Jean de Jandun (n° 29), vers 1317-119, pose les mêmes questions que Brito, mais pour la première il suit l’opinion commune : pour sentir sa propre sensation on a besoin du sens commun. La deuxième question, sur l’unité du sens commun, est, elle aussi discutée longuement. Notons que ces deux questions ne se suivent pas dans ce commentaire, mais font partie d’une série de questions sur les sens et la sensation.
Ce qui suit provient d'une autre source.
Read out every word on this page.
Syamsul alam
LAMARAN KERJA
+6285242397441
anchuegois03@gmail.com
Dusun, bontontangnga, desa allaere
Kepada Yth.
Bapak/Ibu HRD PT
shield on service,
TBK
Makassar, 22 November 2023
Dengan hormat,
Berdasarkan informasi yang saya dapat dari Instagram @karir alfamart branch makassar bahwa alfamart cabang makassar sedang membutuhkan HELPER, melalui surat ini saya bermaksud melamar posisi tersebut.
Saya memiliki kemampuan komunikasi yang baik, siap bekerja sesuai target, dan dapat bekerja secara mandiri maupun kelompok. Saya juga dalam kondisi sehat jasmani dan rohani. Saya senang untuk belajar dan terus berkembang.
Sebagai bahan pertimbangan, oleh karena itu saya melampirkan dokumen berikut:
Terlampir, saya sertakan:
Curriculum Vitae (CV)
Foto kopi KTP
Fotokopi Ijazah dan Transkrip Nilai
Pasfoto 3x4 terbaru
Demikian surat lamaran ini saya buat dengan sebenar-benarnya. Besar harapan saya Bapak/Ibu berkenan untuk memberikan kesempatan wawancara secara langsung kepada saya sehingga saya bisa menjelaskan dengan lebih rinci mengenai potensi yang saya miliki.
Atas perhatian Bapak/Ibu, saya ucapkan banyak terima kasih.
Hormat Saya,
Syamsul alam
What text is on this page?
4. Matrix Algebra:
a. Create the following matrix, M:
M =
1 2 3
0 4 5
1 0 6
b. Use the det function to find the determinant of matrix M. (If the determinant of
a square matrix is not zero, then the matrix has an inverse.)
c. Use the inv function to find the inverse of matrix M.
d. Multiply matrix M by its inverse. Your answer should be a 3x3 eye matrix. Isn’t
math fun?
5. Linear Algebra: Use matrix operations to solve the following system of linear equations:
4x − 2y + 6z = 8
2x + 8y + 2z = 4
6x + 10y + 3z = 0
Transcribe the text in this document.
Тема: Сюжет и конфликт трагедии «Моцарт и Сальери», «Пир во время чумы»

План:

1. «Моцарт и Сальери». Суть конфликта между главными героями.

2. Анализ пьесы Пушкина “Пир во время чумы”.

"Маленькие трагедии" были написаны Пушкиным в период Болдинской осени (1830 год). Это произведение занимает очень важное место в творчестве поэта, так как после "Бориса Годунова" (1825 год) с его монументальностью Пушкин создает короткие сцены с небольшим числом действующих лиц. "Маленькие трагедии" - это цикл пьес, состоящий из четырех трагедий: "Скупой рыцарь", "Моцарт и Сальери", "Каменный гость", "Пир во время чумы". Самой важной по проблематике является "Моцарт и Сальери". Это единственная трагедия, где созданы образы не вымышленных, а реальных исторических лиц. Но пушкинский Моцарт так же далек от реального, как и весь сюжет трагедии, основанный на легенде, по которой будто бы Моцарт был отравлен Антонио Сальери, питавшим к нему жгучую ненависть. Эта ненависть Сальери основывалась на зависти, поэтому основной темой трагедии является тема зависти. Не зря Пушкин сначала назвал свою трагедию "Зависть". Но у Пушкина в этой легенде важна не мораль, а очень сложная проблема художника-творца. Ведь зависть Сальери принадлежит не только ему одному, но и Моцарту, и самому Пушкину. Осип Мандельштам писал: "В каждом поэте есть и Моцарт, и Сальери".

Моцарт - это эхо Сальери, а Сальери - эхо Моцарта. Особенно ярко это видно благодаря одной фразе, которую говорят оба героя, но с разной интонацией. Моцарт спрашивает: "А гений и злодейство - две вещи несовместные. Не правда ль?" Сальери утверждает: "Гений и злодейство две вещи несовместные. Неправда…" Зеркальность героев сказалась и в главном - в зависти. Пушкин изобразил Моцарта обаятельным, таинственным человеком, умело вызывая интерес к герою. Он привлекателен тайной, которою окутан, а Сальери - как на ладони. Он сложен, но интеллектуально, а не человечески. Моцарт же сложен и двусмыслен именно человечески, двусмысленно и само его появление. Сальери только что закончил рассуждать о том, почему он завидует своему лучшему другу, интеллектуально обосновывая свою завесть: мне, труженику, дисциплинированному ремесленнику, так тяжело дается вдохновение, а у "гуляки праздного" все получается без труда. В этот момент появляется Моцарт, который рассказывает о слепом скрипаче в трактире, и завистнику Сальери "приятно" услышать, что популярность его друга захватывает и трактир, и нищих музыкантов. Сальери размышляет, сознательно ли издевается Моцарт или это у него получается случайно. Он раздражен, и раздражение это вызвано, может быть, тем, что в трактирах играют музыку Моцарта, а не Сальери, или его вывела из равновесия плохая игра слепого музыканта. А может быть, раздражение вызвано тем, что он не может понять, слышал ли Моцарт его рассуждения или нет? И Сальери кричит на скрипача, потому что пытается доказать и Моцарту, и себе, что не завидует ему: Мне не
Jean ne consacre pas de question à part au nombre des sens intérieurs, mais dans la question sur la phantasia il opte pour le nombre de quatre sens intérieurs, comme Averroès et Thomas d’Aquin.

Jean Buridan (n° 30), vers 1347-1357, pose en partie les mêmes questions : faut-il poser un sens commun en plus des sens externes et quel est le rapport avec les autres sens internes. Cette dernière question reçoit une réponse originale : Buridan estime qu’il n’y a que deux sens internes, à savoir le sens commun et la phantasia ou faculté conservatrice. Une troisième question concerne la localisation de l’organe du sens commun, un thème traité par nombre de commentateurs précédents, mais le développement de Buridan va beaucoup plus loin dans la description du processus de la sensation interne.
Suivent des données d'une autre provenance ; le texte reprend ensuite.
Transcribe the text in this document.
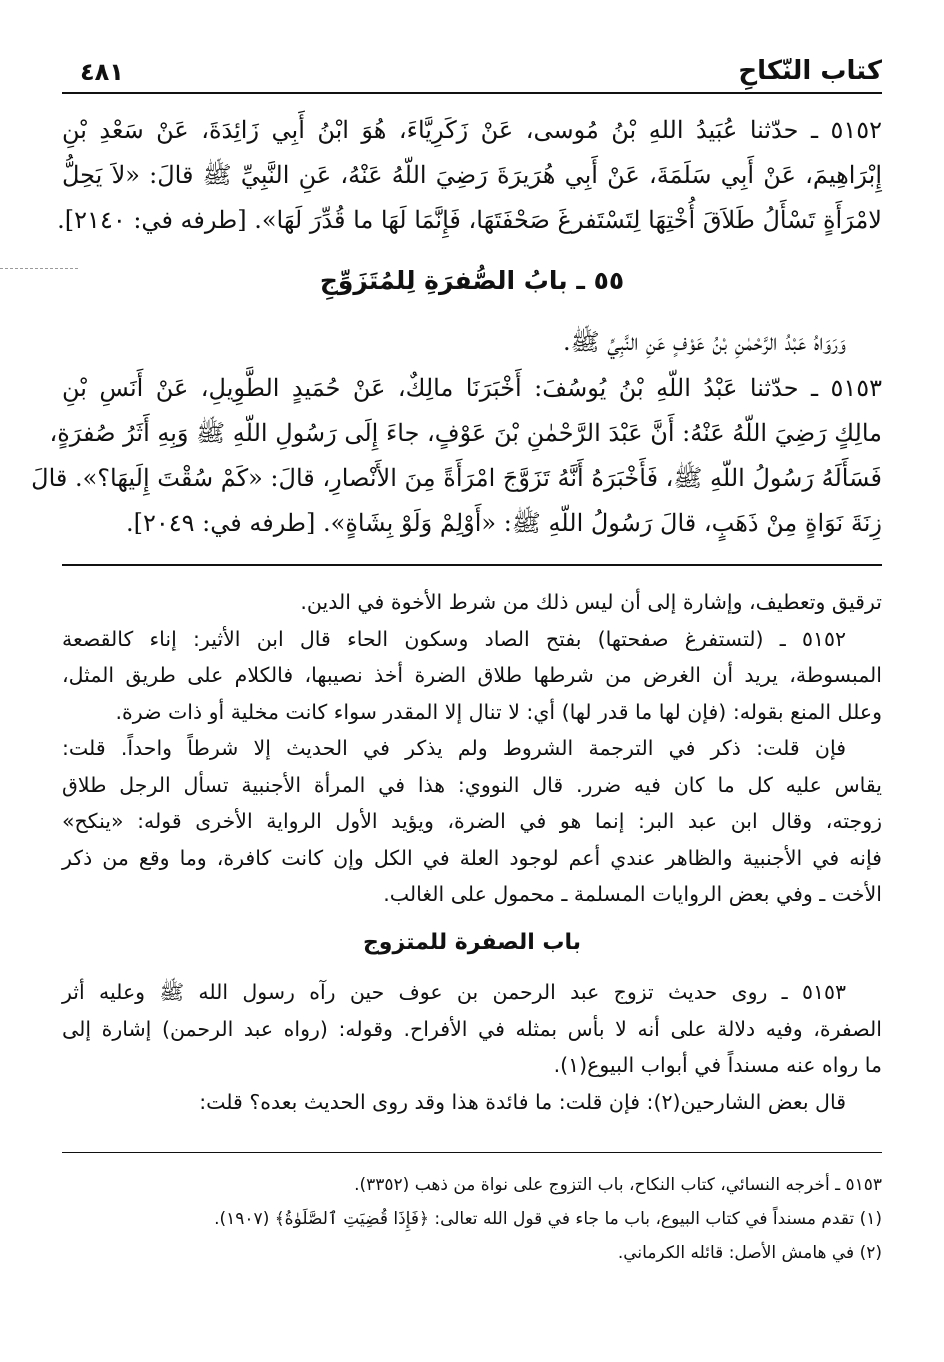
كتاب النّكاحِ
٤٨١
٥١٥٢ ـ حدّثنا عُبَيدُ اللهِ بْنُ مُوسى، عَنْ زَكَرِيَّاءَ، هُوَ ابْنُ أَبِي زَائِدَةَ، عَنْ سَعْدِ بْنِ
إِبْرَاهِيمَ، عَنْ أَبِي سَلَمَةَ، عَنْ أَبِي هُرَيرَةَ رَضِيَ اللّهُ عَنْهُ، عَنِ النَّبِيِّ ﷺ قالَ: «لاَ يَحِلُّ
لامْرَأَةٍ تَسْأَلُ طَلاَقَ أُخْتِهَا لِتَسْتَفرغَ صَحْفَتَهَا، فَإِنَّمَا لَهَا ما قُدِّرَ لَهَا». [طرفه في: ٢١٤٠].
٥٥ ـ بابُ الصُّفرَةِ لِلمُتَزَوِّجِ
وَرَوَاهُ عَبْدُ الرَّحْمٰنِ بْنُ عَوْفٍ عَنِ النَّبِيِّ ﷺ.
٥١٥٣ ـ حدّثنا عَبْدُ اللّهِ بْنُ يُوسُفَ: أَخْبَرَنَا مالِكٌ، عَنْ حُمَيدٍ الطَّوِيلِ، عَنْ أَنَسِ بْنِ
مالِكٍ رَضِيَ اللّهُ عَنْهُ: أَنَّ عَبْدَ الرَّحْمٰنِ بْنَ عَوْفٍ، جاءَ إِلَى رَسُولِ اللّهِ ﷺ وَبِهِ أَثَرُ صُفرَةٍ،
فَسَأَلَهُ رَسُولُ اللّهِ ﷺ، فَأَخْبَرَهُ أَنَّهُ تَزَوَّجَ امْرَأَةً مِنَ الأَنْصارِ، قالَ: «كَمْ سُقْتَ إِلَيهَا؟». قالَ
زِنَةَ نَوَاةٍ مِنْ ذَهَبٍ، قالَ رَسُولُ اللّهِ ﷺ: «أَوْلِمْ وَلَوْ بِشَاةٍ». [طرفه في: ٢٠٤٩].
ترقيق وتعطيف، وإشارة إلى أن ليس ذلك من شرط الأخوة في الدين.
٥١٥٢ ـ (لتستفرغ صفحتها) بفتح الصاد وسكون الحاء قال ابن الأثير: إناء كالقصعة
المبسوطة، يريد أن الغرض من شرطها طلاق الضرة أخذ نصيبها، فالكلام على طريق المثل،
وعلل المنع بقوله: (فإن لها ما قدر لها) أي: لا تنال إلا المقدر سواء كانت مخلية أو ذات ضرة.
فإن قلت: ذكر في الترجمة الشروط ولم يذكر في الحديث إلا شرطاً واحداً. قلت:
يقاس عليه كل ما كان فيه ضرر. قال النووي: هذا في المرأة الأجنبية تسأل الرجل طلاق
زوجته، وقال ابن عبد البر: إنما هو في الضرة، ويؤيد الأول الرواية الأخرى قوله: «ينكح»
فإنه في الأجنبية والظاهر عندي أعم لوجود العلة في الكل وإن كانت كافرة، وما وقع من ذكر
الأخت ـ وفي بعض الروايات المسلمة ـ محمول على الغالب.
باب الصفرة للمتزوج
٥١٥٣ ـ روى حديث تزوج عبد الرحمن بن عوف حين رآه رسول الله ﷺ وعليه أثر
الصفرة، وفيه دلالة على أنه لا بأس بمثله في الأفراح. وقوله: (رواه عبد الرحمن) إشارة إلى
ما رواه عنه مسنداً في أبواب البيوع(١).
قال بعض الشارحين(٢): فإن قلت: ما فائدة هذا وقد روى الحديث بعده؟ قلت:
٥١٥٣ ـ أخرجه النسائي، كتاب النكاح، باب التزوج على نواة من ذهب (٣٣٥٢).
(١) تقدم مسنداً في كتاب البيوع، باب ما جاء في قول الله تعالى: ﴿فَإِذَا قُضِيَتِ ٱلصَّلَوٰةُ﴾ (١٩٠٧).
(٢) في هامش الأصل: قائله الكرماني.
Blaise de Parme (n° 31), vers 1400, reprend, entre autres questions, celle de la localisation du sens commun et essaie d’aller plus loin. Il ajoute une question, bien que brève, sur le rapport entre le sens commun et l’intellect.
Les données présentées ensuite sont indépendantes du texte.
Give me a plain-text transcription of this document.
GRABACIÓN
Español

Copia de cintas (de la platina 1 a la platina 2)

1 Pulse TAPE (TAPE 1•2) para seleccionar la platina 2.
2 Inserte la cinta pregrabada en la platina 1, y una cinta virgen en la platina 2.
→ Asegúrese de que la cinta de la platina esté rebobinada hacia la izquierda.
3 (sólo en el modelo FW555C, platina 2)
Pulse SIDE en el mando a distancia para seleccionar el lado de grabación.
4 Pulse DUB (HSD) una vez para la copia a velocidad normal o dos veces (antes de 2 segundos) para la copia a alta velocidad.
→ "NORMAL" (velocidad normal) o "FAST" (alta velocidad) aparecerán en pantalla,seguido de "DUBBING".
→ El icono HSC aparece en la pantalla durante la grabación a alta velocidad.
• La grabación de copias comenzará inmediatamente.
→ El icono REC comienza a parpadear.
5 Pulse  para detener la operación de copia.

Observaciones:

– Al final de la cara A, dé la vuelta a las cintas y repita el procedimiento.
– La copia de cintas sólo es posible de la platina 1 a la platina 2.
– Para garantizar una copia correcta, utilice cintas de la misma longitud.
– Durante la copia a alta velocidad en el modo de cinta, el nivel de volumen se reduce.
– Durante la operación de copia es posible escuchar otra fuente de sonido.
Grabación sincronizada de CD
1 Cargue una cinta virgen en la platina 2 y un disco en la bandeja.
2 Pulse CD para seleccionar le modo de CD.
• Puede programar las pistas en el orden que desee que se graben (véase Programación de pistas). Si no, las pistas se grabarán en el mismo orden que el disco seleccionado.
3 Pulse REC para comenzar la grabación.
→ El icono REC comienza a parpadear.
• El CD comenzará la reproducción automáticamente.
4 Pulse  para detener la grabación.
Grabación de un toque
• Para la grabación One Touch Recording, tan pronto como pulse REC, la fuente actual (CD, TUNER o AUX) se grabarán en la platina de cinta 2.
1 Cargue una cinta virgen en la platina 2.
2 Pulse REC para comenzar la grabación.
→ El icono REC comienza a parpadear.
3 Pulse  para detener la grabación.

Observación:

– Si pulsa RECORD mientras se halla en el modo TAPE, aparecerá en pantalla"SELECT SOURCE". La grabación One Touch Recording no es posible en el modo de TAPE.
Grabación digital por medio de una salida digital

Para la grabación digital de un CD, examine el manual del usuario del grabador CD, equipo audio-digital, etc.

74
Finalement, après un saut dans le temps, j’ai retenu le cas de Suárez (n° 32). Son commentaire sur le De anima, résultant de cours donnés à Ségovie au début des années 1570, mais publié de manière posthume en 1621, est un véritable traité systématique sur la doctrine de l’âme. A propos du sens commun, il traite les thèmes traditionnels : l’objet, les actes et l’organe du sens commun, mais auparavant il donne une réponse originale à la question de savoir s’il y a un seul sens intérieur ou plusieurs. Suárez discute ce thème longuement, en citant les opinions précédentes. Curieusement, et bien qu’il cite de nombreux philosophes antérieurs, dont Thomas, il ne cite pas Buridan (n° 30), qui assumait deux sens intérieurs, comme on a vu plus haut, ni Pierre de Jean Olivi (n° 25) qui optait déjà pour un seul sens, mais il arrive à la conclusion qu’il y a une seule puissance intérieure réellement et formellement, et qu’on lui donne des noms différents selon les fonctions.

 

[1] Le choix de ces auteurs n’a pas seulement été dictée par leur importance, mais aussi par le fait qu’un article récent de Chiara Beneduce et Paul Bakker traite justement de « John Buridan and Blasius of Parma on the Localization of the Common Sense », article paru dans un volume de Mélanges pour Joël Biard, sous le titre Miroir de l’amitié, éd. Christophe Grellard, Paris 2017 (Etudes de Philosophie Médiévale CVI).

 

 

Conclusions

 

Ajoutons provisoirement une conclusion basée sur les comparaisons présentées plus haut :

On peut dire qu’au début de la période le sens commun est une matière problématique. On commente longuement le texte d’Aristote, qui, dans son De anima, n’est pas clair sur ce sujet ; on fait appel à d’autres auteurs, comme Avicenne, Averroès et les autorités en médecine, pour présenter une théorie cohérente et peu à peu on arrive à une sorte de consensus. Cependant, vers la fin du XIIIe siècle il y a des auteurs qui présentent des différences notables par rapport à la doctrine courante. Finalement, ce ne sont pas les commentaires qui apportent des innovations, mais plutôt des traités, en particulier celui de Roger Bacon et le passage des Sentences de Pierre de Jean Olivi. Et puis, au XIVe siècle, un auteur comme Buridan semble renouveler la discussion, notamment par le développement de la dimension physiologique.